Japan’s business cycle indicators for May 2025 show the leading index rose 1.1 points to 105.3, the coincident index fell 0.1 points to 115.9, and the lagging index increased 0.2 points to 112.7. In the three-month moving averages, the leading index dropped by 0.83 points, the coincident index was down 0.40 points, and the lagging index rose 0.57 points. Seven-month trends show the leading index down 0.49 points, the coincident index unchanged, and the lagging index up 0.55 points. The coincident index’s baseline assessment has been revised to “deterioration,” reflecting mixed momentum across the indicators. Nikkei -0.561% to 39587.68, USDJPY +0.464% to 145.14, 10y JGB +2.6bp to 1.462%.
The U.K.’s BDO Business Trends report for June 2025 shows employment conditions deteriorating. The Employment Index was down 0.10 points to 94.22 – close to a 13-year low – and payrolled jobs fell by 109,000 in May. Services output rose slightly, driven by stronger consumer spending and favorable weather, indicating an early summer recovery. However, the Optimism Index slipped 0.72 points to 91.58 as businesses face elevated labor cost pressures – particularly in the shape of higher NICs – and policy uncertainty, which is weighing on confidence.

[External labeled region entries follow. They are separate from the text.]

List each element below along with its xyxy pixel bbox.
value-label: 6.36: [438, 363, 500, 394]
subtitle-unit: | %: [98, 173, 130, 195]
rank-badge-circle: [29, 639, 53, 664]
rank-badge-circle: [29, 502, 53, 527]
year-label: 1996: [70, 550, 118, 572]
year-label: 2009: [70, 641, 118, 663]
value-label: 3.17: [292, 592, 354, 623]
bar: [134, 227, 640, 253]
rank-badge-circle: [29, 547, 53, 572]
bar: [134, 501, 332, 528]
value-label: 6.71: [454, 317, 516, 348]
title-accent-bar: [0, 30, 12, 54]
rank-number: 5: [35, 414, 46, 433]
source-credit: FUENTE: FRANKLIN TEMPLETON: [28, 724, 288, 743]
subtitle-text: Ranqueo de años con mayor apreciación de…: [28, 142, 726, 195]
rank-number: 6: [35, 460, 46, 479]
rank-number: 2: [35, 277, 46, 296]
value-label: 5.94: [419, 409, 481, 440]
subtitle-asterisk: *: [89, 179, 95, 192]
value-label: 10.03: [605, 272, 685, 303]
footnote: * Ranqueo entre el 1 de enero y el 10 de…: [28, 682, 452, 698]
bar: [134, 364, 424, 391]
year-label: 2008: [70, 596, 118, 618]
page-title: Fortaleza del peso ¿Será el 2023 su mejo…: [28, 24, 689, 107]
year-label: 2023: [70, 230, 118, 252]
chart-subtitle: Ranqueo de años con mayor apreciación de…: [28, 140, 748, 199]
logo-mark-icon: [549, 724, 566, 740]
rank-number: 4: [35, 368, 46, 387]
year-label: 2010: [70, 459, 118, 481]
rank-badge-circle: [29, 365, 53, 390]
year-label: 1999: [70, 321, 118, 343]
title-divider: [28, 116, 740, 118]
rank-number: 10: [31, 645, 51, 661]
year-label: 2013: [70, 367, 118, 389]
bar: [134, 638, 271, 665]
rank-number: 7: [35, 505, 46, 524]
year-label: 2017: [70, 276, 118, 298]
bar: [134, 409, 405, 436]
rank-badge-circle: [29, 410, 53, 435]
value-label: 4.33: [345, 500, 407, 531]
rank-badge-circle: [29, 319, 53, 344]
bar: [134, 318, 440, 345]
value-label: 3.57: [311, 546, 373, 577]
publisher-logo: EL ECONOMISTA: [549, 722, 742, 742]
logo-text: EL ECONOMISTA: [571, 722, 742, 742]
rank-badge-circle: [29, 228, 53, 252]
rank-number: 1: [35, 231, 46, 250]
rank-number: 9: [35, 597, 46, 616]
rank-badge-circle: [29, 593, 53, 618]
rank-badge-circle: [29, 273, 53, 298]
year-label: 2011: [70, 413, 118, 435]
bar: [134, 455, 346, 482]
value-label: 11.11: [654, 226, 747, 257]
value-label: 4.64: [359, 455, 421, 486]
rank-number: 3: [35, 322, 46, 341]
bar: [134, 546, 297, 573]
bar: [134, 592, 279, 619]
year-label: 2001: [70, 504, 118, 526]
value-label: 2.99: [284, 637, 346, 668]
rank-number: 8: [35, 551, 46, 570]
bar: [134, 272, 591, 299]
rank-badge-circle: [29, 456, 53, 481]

Manufacturing sentiment received a modest lift from recent trade agreements with the U.S., the EU and India, but cost headwinds persist. Overall, firms remain cautious, and optimism is expected to stay below the long-term average throughout H2 2025. FTSE 100 -0.158% to 8808.95, GBPUSD -0.44% to 1.359, 10y gilt -2.2bp to 4.532%.
U.K. house price growth was flat in June 2025 (0.0%), with the average price at £296,665. Annual growth edged down to +2.5%, while the quarterly change was -0.3%. Regionally, Northern Ireland led at +9.6% to £212,189, Scotland rose 4.9% to £214,891, Wales climbed 3.9% to £229,622, and the North West was up 4.4% to £241,938. The South West and London saw subdued gains of 0.5% and 0.6%, respectively, with London’s average at £540,048. Housing activity in May included a 25.1% jump in U.K. transactions to 81,470, mortgage approvals rising to 63,032 (+3.9%). Meanwhile, the RICS recorded new buyer inquiries at a net -26% and agreed sales at -28%, with new instructions up +7%.
ANZ-Indeed Australian Job Ads were up 1.8% m/m in June 2025 to an index level of 116.9. This was the strongest rise since September 2024, and up 0.5% on the trend. Year-on-year, ads were down 0.4%. Labor demand remained elevated: ABS vacancies climbed 2.9% to 339,400 in the three months to May, driven by a 3.2% increase in private-sector openings. Growth was concentrated in Queensland and New South Wales, offsetting falls in Victoria and South Australia. By sector, management, sales and software development ads rebounded, while education and nursing opportunities continued to ease. ASX -0.127% to 4793.86, AUDUSD -0.855% to 0.65, 10y ACGB -1bp to 4.183%.